Suzanne died in 1985.

While his plays tell little or nothing about Beckett himself, they speak a universal language. Gloom and doom, pessimism and reflections on death and aging are some of the main themes, but they are also highly comic. And since they require little or no scenery and the actors are mostly dressed in rags, old clothes and cast-offs, they seem incredibly simple to stage. But don’t change a word of the text, or the Beckett societies — and there are many — will be out in force ready to close the play down.

It happened in Boston once, when his Endgame was performed by the Mabou Mimes and the setting of the play was changed from a bare interior to an abandoned subway station. Beckett complained to the American Repertory Theater, and his objection was published in the play’s program.

Some of the plays are very short, others are full-length with two or three acts.

For a writer whose outlook on life was one of utter pessimism, Beckett has always had an enormous following, ever since his Waiting for Godot, first seen here in 1956, more or less reinvented theater. It ran on Broadway to mostly negative notices, lasted ten weeks, and starred Bert Lahr, E.G. Marshall, Kurt Kasznar, Alvin Epstein and Lucino Solito de Solis (the boy who comes at the end of each act to say Godot isn’t coming today).

It established his reputation as one of the most controversial writers in the theater, and opened the door for a number of absurdist plays. But more conventional writers like Edward Albee, Harold Pinter, Sam Shepard and Tom Stoppard, to name just a few, have all admitted being influenced by his work.

One performance a few years back of Happy Days, in which an actress (in this case, Aideen O’Kelly) is buried up to her waist in sand for the first act, then to her neck in the second, while she talks about her life, had one man in the audience attend 17 times to see it. On another night, two women were overheard leaving the theater. “Not much like the TV show, is it?” one said to the other, referring to the 60s series starring the Fonz.

Irish-born actors Jack McGowran and Patrick Magee were among the playwright’s favorite interpreters. After McGowran’s death, Billie Whitelaw played most of the women’s roles. (She will appear in New York during the Festival to speak at the Kaplan Playhouse atop the Juilliard School in Lincoln Center, August 7.)

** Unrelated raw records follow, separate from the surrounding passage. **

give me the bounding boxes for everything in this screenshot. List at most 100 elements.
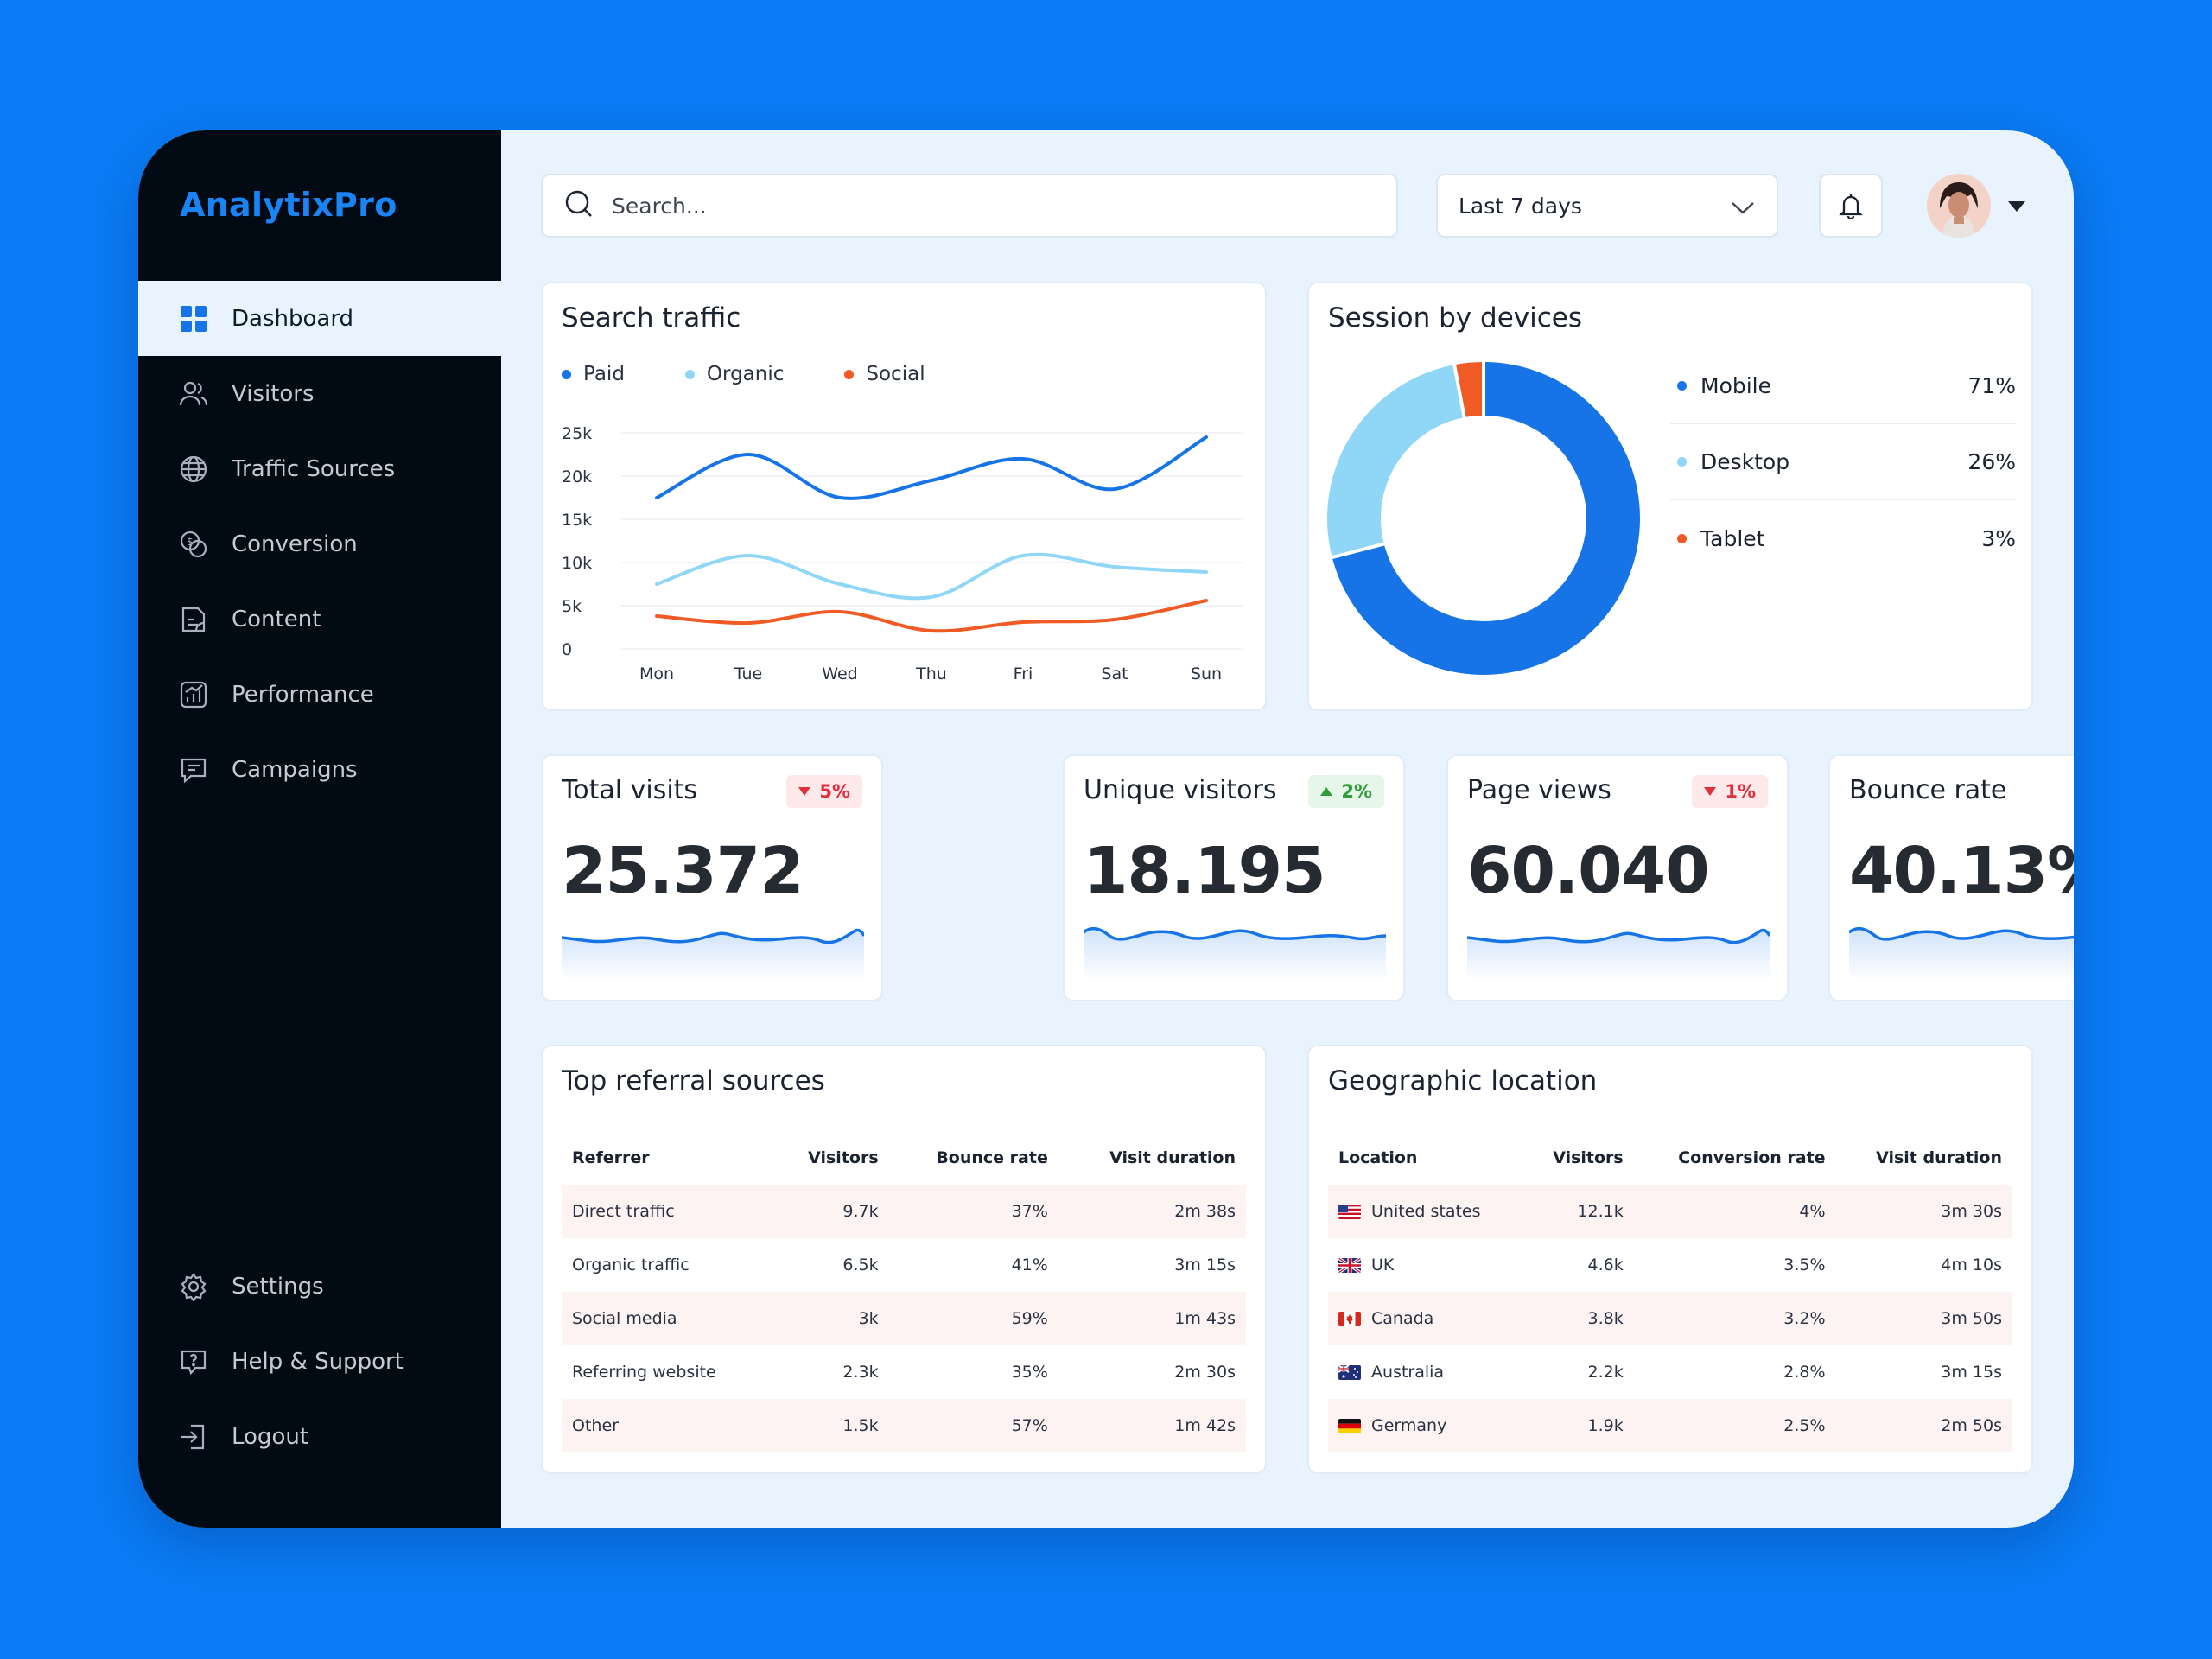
device-label: Desktop xyxy=(1700,449,1790,474)
change-badge: 2% xyxy=(1308,775,1384,808)
kpi-card-unique-visitors: Unique visitors 2% 18.195 xyxy=(1063,754,1405,1001)
table-row[interactable]: Social media 3k 59% 1m 43s xyxy=(562,1292,1246,1345)
bounce-cell: 57% xyxy=(888,1399,1058,1452)
sidebar: AnalytixPro Dashboard Visitors Traffic S… xyxy=(138,130,501,1528)
change-value: 1% xyxy=(1725,781,1756,802)
visitors-cell: 1.9k xyxy=(1523,1399,1634,1452)
column-header[interactable]: Visitors xyxy=(808,1148,879,1167)
sidebar-item-help[interactable]: Help & Support xyxy=(138,1324,501,1399)
device-percent: 3% xyxy=(1981,525,2016,551)
svg-text:$: $ xyxy=(187,536,194,548)
notifications-button[interactable] xyxy=(1819,174,1883,238)
duration-cell: 1m 43s xyxy=(1058,1292,1246,1345)
visitors-cell: 2.2k xyxy=(1587,1363,1624,1382)
sidebar-item-dashboard[interactable]: Dashboard xyxy=(138,281,501,356)
referrer-cell: Social media xyxy=(562,1292,772,1345)
date-range-select[interactable]: Last 7 days xyxy=(1436,174,1778,238)
donut-separator xyxy=(1452,362,1467,420)
legend-label: Organic xyxy=(706,363,785,385)
location-name: UK xyxy=(1371,1255,1395,1274)
caret-down-icon[interactable] xyxy=(2006,198,2027,215)
column-header[interactable]: Referrer xyxy=(572,1148,650,1167)
table-row[interactable]: UK 4.6k 3.5% 4m 10s xyxy=(1328,1238,2012,1292)
date-range-value: Last 7 days xyxy=(1459,193,1582,219)
sidebar-item-logout[interactable]: Logout xyxy=(138,1399,501,1474)
x-tick-label: Sat xyxy=(1101,664,1128,683)
sidebar-item-label: Visitors xyxy=(232,380,315,407)
avatar[interactable] xyxy=(1927,174,1991,238)
germany-flag-icon xyxy=(1338,1419,1361,1433)
search-input[interactable] xyxy=(612,193,1372,219)
globe-icon xyxy=(178,454,209,485)
device-row-tablet: Tablet 3% xyxy=(1670,500,2016,576)
gear-icon xyxy=(178,1271,209,1302)
y-tick-label: 15k xyxy=(562,511,592,530)
users-icon xyxy=(178,378,209,410)
search-traffic-card: Search traffic Paid Organic Social 0 5k 10… xyxy=(541,282,1267,711)
sidebar-item-label: Logout xyxy=(232,1423,309,1450)
kpi-title: Bounce rate xyxy=(1849,775,2007,805)
sidebar-item-label: Help & Support xyxy=(232,1348,404,1375)
table-row[interactable]: Direct traffic 9.7k 37% 2m 38s xyxy=(562,1185,1246,1238)
sidebar-item-label: Content xyxy=(232,606,321,632)
device-percent: 26% xyxy=(1967,449,2016,474)
sidebar-item-content[interactable]: Content xyxy=(138,582,501,657)
search-icon xyxy=(563,188,612,223)
sidebar-item-label: Traffic Sources xyxy=(232,455,396,482)
location-name: Australia xyxy=(1371,1363,1445,1382)
sidebar-item-campaigns[interactable]: Campaigns xyxy=(138,732,501,807)
search-box[interactable] xyxy=(541,174,1398,238)
canada-flag-icon xyxy=(1338,1312,1361,1326)
duration-cell: 3m 15s xyxy=(1174,1255,1236,1274)
chart-icon xyxy=(178,679,209,710)
kpi-value: 25.372 xyxy=(562,834,804,908)
column-header[interactable]: Visitors xyxy=(1553,1148,1624,1167)
table-row[interactable]: Organic traffic 6.5k 41% 3m 15s xyxy=(562,1238,1246,1292)
card-title: Geographic location xyxy=(1328,1065,1598,1096)
sidebar-item-traffic-sources[interactable]: Traffic Sources xyxy=(138,431,501,506)
location-cell: Germany xyxy=(1328,1399,1524,1452)
y-tick-label: 0 xyxy=(562,640,572,659)
device-row-desktop: Desktop 26% xyxy=(1670,424,2016,500)
sidebar-item-conversion[interactable]: $ Conversion xyxy=(138,506,501,582)
duration-cell: 2m 50s xyxy=(1835,1399,2012,1452)
sparkline xyxy=(1084,926,1386,981)
conversion-cell: 3.5% xyxy=(1783,1255,1826,1274)
australia-flag-icon xyxy=(1338,1365,1361,1380)
table-row[interactable]: Australia 2.2k 2.8% 3m 15s xyxy=(1328,1345,2012,1399)
us-flag-icon xyxy=(1338,1205,1361,1219)
column-header[interactable]: Visit duration xyxy=(1109,1148,1236,1167)
donut-separator xyxy=(1330,542,1387,560)
series-line-social xyxy=(655,599,1208,633)
trend-down-icon xyxy=(1704,787,1717,796)
sidebar-item-label: Campaigns xyxy=(232,756,358,783)
visitors-cell: 12.1k xyxy=(1523,1185,1634,1238)
bounce-cell: 35% xyxy=(1011,1363,1048,1382)
table-row[interactable]: Referring website 2.3k 35% 2m 30s xyxy=(562,1345,1246,1399)
table-row[interactable]: Other 1.5k 57% 1m 42s xyxy=(562,1399,1246,1452)
visitors-cell: 2.3k xyxy=(842,1363,879,1382)
chevron-down-icon xyxy=(1732,202,1754,214)
sparkline xyxy=(1849,926,2074,981)
column-header[interactable]: Conversion rate xyxy=(1678,1148,1826,1167)
visitors-cell: 3k xyxy=(772,1292,889,1345)
column-header[interactable]: Location xyxy=(1338,1148,1418,1167)
legend-item-organic: Organic xyxy=(684,363,785,385)
sidebar-item-settings[interactable]: Settings xyxy=(138,1249,501,1324)
y-tick-label: 25k xyxy=(562,424,592,443)
x-tick-label: Tue xyxy=(734,664,762,683)
kpi-card-total-visits: Total visits 5% 25.372 xyxy=(541,754,883,1001)
sidebar-item-visitors[interactable]: Visitors xyxy=(138,356,501,431)
kpi-value: 18.195 xyxy=(1084,834,1326,908)
table-row[interactable]: Canada 3.8k 3.2% 3m 50s xyxy=(1328,1292,2012,1345)
conversion-cell: 4% xyxy=(1633,1185,1836,1238)
change-value: 5% xyxy=(819,781,850,802)
column-header[interactable]: Visit duration xyxy=(1876,1148,2002,1167)
trend-up-icon xyxy=(1320,787,1333,796)
column-header[interactable]: Bounce rate xyxy=(936,1148,1048,1167)
table-row[interactable]: United states 12.1k 4% 3m 30s xyxy=(1328,1185,2012,1238)
x-tick-label: Wed xyxy=(822,664,857,683)
table-row[interactable]: Germany 1.9k 2.5% 2m 50s xyxy=(1328,1399,2012,1452)
sidebar-item-performance[interactable]: Performance xyxy=(138,657,501,732)
change-badge: 1% xyxy=(1692,775,1768,808)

A scene from the Gate’s Endgame.

Another series of symposia will be held at New York University, August 1, 5 and 8. The first is to be a discussion on Beckett and 20th Century Theater, with panelists Tom Bishop of NYU, playwright Edward Albee, director Pierre Chabert, writer Mel Gussow of the New York Times, James Knowlson of the University of Reading and Robert Scanlan of the American Repertory Theater.

Beckett and Ireland is the second topic, chaired by Denis Donoghue of NYU and University College Dublin, and includes panelists Terence Brown of Dublin’s Trinity College, Gerry Dukes of the University of Limerick, Lois Gordon from Fairleigh Dickinson University and actor Barry McGovern.

The third is Readings from Beckett’s poetry and prose in English and French, with Pierre Chabert, Richard Howard and Barry McGovern.

All symposium events are free and open to the public; seats will be distributed on a first-come, first-served basis.

Tickets for the plays are $30 and $45.